Quer um exemplo? Uma das minhas máquinas, uma Royal Quiet Deluxe, tem a lateral esquerda com a pintura estufada, pronta para descascar em uma limpeza mais profunda. Ao mesmo tempo, essa máquina tem o teclado leve, daqueles que não enroscam com velocidade rápida. É certo que pertenceu a um escritor, que repousava o braço esquerdo em sua lateral, enquanto consultava um livro a sua direita ou parava para pensar no melhor registro da sua imaginação. Depois da pausa, metralhava suas ideias num único fôlego.
Outras máquinas tiveram um uso profissional, em salas acarpetadas, escrevendo cartas e memorandos. Arranhões nos botões do teclado apontam para os dedos femininos, com unhas compridas e bem pintadas, roçando sobre a tecla enquanto o olhar busca por uma palavra perdida no rascunho. Difícil dizer o que se passava por essa cabeça naquele instante. Talvez o desejo por um sapato novo, os planos de casamentou ou a conta atrasada esperando por um saldo positivo.

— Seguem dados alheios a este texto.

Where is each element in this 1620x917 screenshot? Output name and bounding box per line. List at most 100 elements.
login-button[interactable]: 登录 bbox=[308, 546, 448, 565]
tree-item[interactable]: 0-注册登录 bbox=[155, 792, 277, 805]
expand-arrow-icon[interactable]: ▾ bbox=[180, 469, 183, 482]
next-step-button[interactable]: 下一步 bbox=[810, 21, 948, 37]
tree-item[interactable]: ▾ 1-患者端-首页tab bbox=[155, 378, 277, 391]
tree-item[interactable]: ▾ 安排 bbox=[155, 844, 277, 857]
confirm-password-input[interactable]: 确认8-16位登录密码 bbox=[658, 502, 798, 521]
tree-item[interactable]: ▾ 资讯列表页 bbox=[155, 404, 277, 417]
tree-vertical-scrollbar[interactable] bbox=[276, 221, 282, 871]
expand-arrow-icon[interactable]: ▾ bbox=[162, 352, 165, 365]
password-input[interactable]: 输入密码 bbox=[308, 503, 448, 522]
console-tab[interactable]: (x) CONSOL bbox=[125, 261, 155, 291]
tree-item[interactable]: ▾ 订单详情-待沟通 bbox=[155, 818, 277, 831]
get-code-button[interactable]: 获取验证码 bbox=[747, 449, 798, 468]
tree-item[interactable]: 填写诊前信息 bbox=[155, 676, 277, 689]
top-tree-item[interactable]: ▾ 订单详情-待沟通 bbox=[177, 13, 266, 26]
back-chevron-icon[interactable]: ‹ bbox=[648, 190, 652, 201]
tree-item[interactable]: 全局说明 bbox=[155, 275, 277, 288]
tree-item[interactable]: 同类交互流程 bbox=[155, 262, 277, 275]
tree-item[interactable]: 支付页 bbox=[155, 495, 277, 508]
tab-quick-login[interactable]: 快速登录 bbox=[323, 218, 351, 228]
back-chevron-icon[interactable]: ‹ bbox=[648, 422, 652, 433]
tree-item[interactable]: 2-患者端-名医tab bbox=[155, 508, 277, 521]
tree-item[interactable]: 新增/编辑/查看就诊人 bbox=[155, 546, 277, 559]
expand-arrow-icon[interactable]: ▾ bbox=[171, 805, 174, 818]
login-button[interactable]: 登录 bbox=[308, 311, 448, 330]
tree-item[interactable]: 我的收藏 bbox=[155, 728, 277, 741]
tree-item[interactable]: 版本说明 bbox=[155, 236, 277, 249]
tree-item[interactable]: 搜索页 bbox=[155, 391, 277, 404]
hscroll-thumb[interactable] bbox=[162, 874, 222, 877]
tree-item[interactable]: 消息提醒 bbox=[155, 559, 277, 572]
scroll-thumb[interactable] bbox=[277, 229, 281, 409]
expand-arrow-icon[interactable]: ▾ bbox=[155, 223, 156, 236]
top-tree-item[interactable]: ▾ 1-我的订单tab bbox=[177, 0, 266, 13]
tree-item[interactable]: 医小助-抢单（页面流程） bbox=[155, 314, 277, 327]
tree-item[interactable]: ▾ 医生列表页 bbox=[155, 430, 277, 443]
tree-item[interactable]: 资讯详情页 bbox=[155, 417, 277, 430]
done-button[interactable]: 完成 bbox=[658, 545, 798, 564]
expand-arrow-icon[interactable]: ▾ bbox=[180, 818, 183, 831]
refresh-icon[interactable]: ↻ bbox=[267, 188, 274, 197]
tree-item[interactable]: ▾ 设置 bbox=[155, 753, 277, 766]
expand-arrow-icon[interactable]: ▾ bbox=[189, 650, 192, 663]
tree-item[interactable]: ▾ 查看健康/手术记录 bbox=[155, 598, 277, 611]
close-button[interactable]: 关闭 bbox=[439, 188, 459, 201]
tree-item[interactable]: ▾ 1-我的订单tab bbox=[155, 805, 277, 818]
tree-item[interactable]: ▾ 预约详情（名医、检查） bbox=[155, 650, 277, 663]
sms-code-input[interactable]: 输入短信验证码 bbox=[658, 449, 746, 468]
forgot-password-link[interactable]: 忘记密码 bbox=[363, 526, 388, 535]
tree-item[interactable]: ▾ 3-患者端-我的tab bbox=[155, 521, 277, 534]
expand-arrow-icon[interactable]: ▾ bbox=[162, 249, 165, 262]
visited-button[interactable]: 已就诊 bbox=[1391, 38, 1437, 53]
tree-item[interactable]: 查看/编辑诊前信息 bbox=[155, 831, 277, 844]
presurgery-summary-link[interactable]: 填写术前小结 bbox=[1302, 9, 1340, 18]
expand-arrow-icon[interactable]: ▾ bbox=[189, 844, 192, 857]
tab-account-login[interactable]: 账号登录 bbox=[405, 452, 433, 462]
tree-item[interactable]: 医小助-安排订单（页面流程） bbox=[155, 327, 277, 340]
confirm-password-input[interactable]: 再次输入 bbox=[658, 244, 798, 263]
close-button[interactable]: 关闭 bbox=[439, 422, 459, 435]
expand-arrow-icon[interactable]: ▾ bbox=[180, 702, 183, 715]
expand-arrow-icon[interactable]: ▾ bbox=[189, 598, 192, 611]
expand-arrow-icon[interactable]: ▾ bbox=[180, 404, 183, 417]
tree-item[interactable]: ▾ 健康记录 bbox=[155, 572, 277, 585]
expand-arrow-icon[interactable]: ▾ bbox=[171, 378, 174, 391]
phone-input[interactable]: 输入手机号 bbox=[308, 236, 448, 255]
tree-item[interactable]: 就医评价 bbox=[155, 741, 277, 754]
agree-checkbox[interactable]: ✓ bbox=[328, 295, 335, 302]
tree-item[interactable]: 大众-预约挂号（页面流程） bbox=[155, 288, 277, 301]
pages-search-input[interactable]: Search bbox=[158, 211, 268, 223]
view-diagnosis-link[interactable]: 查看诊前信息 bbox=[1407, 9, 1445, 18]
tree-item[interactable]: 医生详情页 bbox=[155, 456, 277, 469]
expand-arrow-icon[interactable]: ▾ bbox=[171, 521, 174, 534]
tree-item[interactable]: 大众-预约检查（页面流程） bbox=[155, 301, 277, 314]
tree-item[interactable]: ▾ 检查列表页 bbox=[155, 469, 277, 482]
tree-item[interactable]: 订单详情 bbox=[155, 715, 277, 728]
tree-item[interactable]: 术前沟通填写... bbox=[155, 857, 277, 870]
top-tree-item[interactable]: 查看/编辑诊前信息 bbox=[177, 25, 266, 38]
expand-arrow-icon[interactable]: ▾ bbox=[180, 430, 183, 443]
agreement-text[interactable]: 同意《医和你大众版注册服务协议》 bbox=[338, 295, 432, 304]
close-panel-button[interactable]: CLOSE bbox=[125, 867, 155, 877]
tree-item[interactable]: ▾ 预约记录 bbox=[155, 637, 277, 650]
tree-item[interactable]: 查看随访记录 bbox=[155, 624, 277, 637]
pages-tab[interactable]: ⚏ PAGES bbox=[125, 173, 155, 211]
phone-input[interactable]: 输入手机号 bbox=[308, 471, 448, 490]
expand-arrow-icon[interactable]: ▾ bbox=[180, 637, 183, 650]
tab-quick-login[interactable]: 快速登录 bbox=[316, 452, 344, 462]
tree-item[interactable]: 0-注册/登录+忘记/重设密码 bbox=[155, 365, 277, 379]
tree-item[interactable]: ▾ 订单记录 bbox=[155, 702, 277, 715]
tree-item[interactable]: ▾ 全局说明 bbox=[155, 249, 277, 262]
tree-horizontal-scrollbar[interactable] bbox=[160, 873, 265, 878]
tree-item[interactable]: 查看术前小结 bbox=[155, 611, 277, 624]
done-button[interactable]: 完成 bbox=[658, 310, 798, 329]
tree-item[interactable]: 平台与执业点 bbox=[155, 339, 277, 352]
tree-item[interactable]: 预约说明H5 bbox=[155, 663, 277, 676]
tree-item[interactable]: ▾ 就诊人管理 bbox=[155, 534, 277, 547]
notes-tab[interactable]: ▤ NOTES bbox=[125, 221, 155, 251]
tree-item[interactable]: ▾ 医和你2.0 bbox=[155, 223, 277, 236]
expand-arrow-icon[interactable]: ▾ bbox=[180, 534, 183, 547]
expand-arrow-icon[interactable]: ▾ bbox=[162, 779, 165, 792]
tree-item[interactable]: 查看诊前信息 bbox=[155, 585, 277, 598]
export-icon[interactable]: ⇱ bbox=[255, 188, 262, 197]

Por isso, ao invés de arriscar uma restauração que finge devolver o estado de novo ao objeto, mas que cria, de fato, um palimpsesto em que as marcas são raspadas para um novo registro, que não apaga o passado, prefiro simplesmente deixar o mesmo visual, limpo apenas de sujeira, para que a coisa continue o seu caminho até o agora em que também eu serei traduzido por minhas pegadas.